Reviewed by Ian MacDonald, in Revolution in the Head:

Written by McCartney (some say-on the spot in the studio) [1], SHE'S A WOMAN is a wire-taut 24-bar blues in A with two brief four-bar excursions to C sharp minor. The most extreme sound The Beatles had manufactured to date, it's propelled entirely by the rolling legato rhythm of the bass (recorded so high for 1964 that the engineers nervously duck it in the mix each time it leaves the home triad). The structural centrepiece of the track - without it, the other elements in this stark arrangement would make no sense - it's the first of McCartney's high profile bass-lines. From now on, he'd be striving to get his instrument 'up' in volume, tone, and octave.

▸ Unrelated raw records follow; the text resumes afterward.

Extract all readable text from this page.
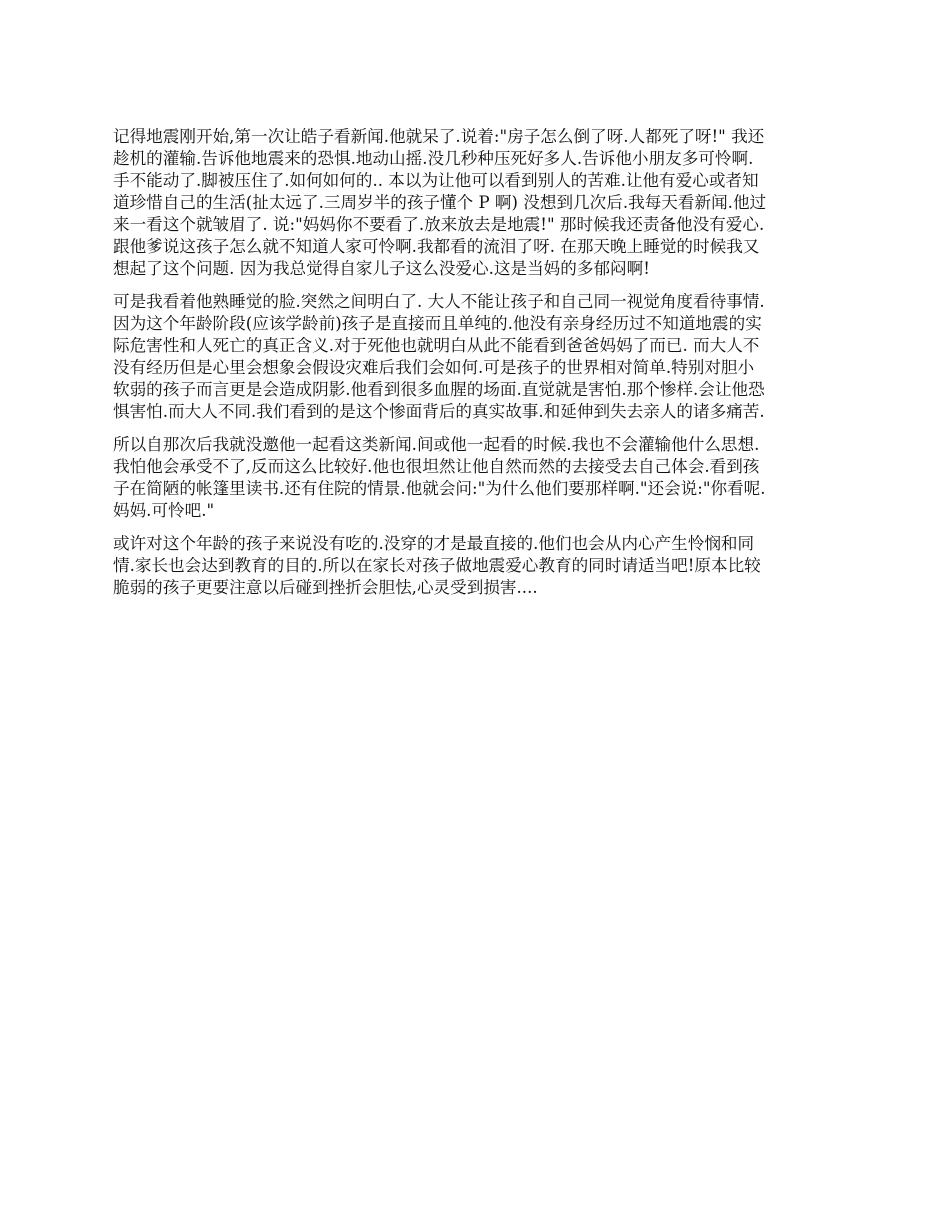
记得地震刚开始,第一次让皓子看新闻.他就呆了.说着:"房子怎么倒了呀.人都死了呀!" 我还
趁机的灌输.告诉他地震来的恐惧.地动山摇.没几秒种压死好多人.告诉他小朋友多可怜啊.
手不能动了.脚被压住了.如何如何的.. 本以为让他可以看到别人的苦难.让他有爱心或者知
道珍惜自己的生活(扯太远了.三周岁半的孩子懂个 P 啊) 没想到几次后.我每天看新闻.他过
来一看这个就皱眉了. 说:"妈妈你不要看了.放来放去是地震!" 那时候我还责备他没有爱心.
跟他爹说这孩子怎么就不知道人家可怜啊.我都看的流泪了呀. 在那天晚上睡觉的时候我又
想起了这个问题. 因为我总觉得自家儿子这么没爱心.这是当妈的多郁闷啊!

可是我看着他熟睡觉的脸.突然之间明白了. 大人不能让孩子和自己同一视觉角度看待事情.
因为这个年龄阶段(应该学龄前)孩子是直接而且单纯的.他没有亲身经历过不知道地震的实
际危害性和人死亡的真正含义.对于死他也就明白从此不能看到爸爸妈妈了而已. 而大人不
没有经历但是心里会想象会假设灾难后我们会如何.可是孩子的世界相对简单.特别对胆小
软弱的孩子而言更是会造成阴影.他看到很多血腥的场面.直觉就是害怕.那个惨样.会让他恐
惧害怕.而大人不同.我们看到的是这个惨面背后的真实故事.和延伸到失去亲人的诸多痛苦.

所以自那次后我就没邀他一起看这类新闻.间或他一起看的时候.我也不会灌输他什么思想.
我怕他会承受不了,反而这么比较好.他也很坦然让他自然而然的去接受去自己体会.看到孩
子在简陋的帐篷里读书.还有住院的情景.他就会问:"为什么他们要那样啊."还会说:"你看呢.
妈妈.可怜吧."

或许对这个年龄的孩子来说没有吃的.没穿的才是最直接的.他们也会从内心产生怜悯和同
情.家长也会达到教育的目的.所以在家长对孩子做地震爱心教育的同时请适当吧!原本比较
脆弱的孩子更要注意以后碰到挫折会胆怯,心灵受到损害....
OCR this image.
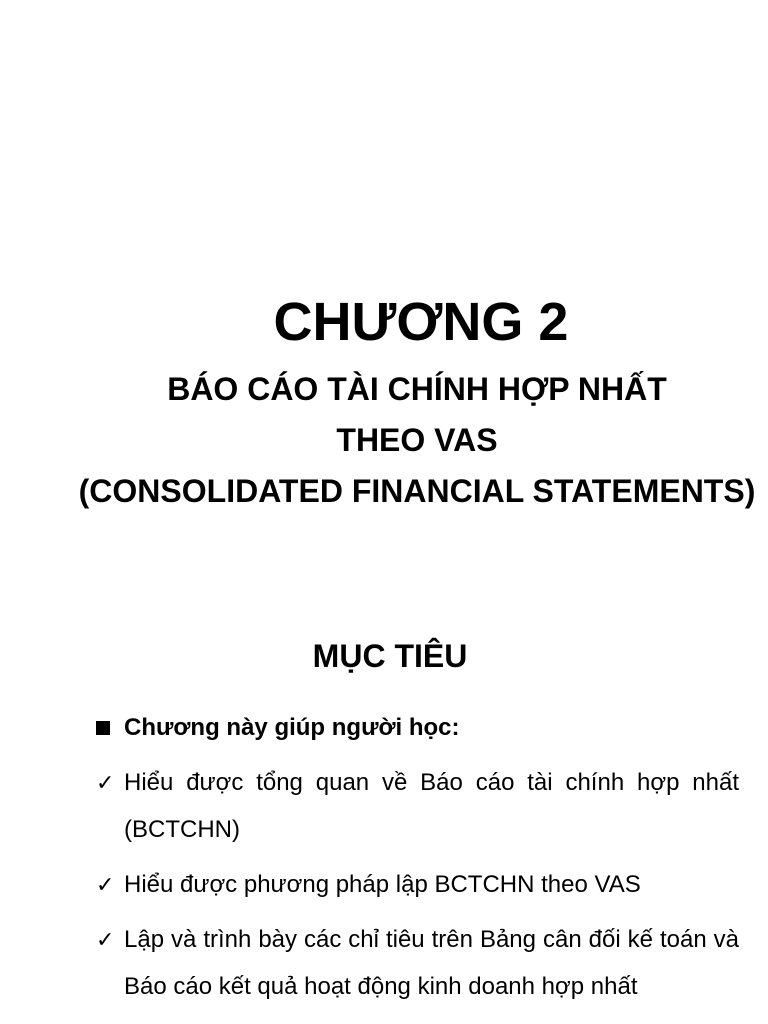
CHƯƠNG 2
BÁO CÁO TÀI CHÍNH HỢP NHẤT
THEO VAS
(CONSOLIDATED FINANCIAL STATEMENTS)
MỤC TIÊU
Chương này giúp người học:
✓ Hiểu được tổng quan về Báo cáo tài chính hợp nhất (BCTCHN)
✓ Hiểu được phương pháp lập BCTCHN theo VAS
✓ Lập và trình bày các chỉ tiêu trên Bảng cân đối kế toán và Báo cáo kết quả hoạt động kinh doanh hợp nhất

Starting, jokingly, on the on-beat, a harshly overdriven and tightly gated rhythm guitar shifts to the offbeat as the song gets under way, chopping out a reggae accent of surprising violence [2]. With the snare-drum's normal timekeeping role usurped by the rise and fall of the bass, Starr's kit is squashed almost inaudibly into the left channel, offering no bass-drum and breaking out only to double his chugging chocalho with blows to the bell of his ride cymbal. Echoing WHAT YOU'RE DOING, the piano arrives as texture from nowhere, landing in the right channel of the second chorus without prior notice. McCartney's voice, too, is at the edge, squeezed to the upper limit of his chest register and threatening to crack at any moment. In short, everything here is pushed out of its normal place. (Even the guitar solo sets itself in arch quotation marks.)

In all respects an experimental recording, SHE'S A WOMAN is driven by its author's cannabis-cultivated curiosity to pursue every 'what if?' he could think of. At the same time, the overriding priority was to rock hard - a token of a group which, until 1966, continued to think of themselves as 'just a little R&B band'. (The song's powerful swinging beat drew the hard-won approval of America's session men, the Sir Douglas Quintet's 1965 single 'She's About A Mover' being an explicit homage.) Knowingly functional in keeping with the genre, the lyric is notabIe for the phrase 'turns me on', inserted on Lennon's insistence as a clue to the group's conversion to marijuana - and to give Bob Dylan a real drug reference to spot [3].

This song contains what is generally considered the worst rhyme in the Beatles' lyrical catalog: "My love don't give me presents / I know that she's no peasant."


  1. Before the radio version recorded on 17th November 1964 for Top Gear (see Live At The BBC), Lennon told Brian Matthew that, on the morning of the Abbey Road session, they had 'about one verse and we had to finish it off rather quickly'. Presumably this means he helped McCartney with the lyric.
  2. Lennon played this and boolegged out-takes show him muffing the changes. Take 7 develops into an extended jam in which he thrashes his Rickenbacker almost at random.
  3. Fascinated by The Beatles' unorthodox chords and harmonies, Bob Dylan, when first hearing I WANT TO HOLD YOUR HAND, decided they must have been chemically assisted, mishearing the line 'I can't hide' as 'I get high'.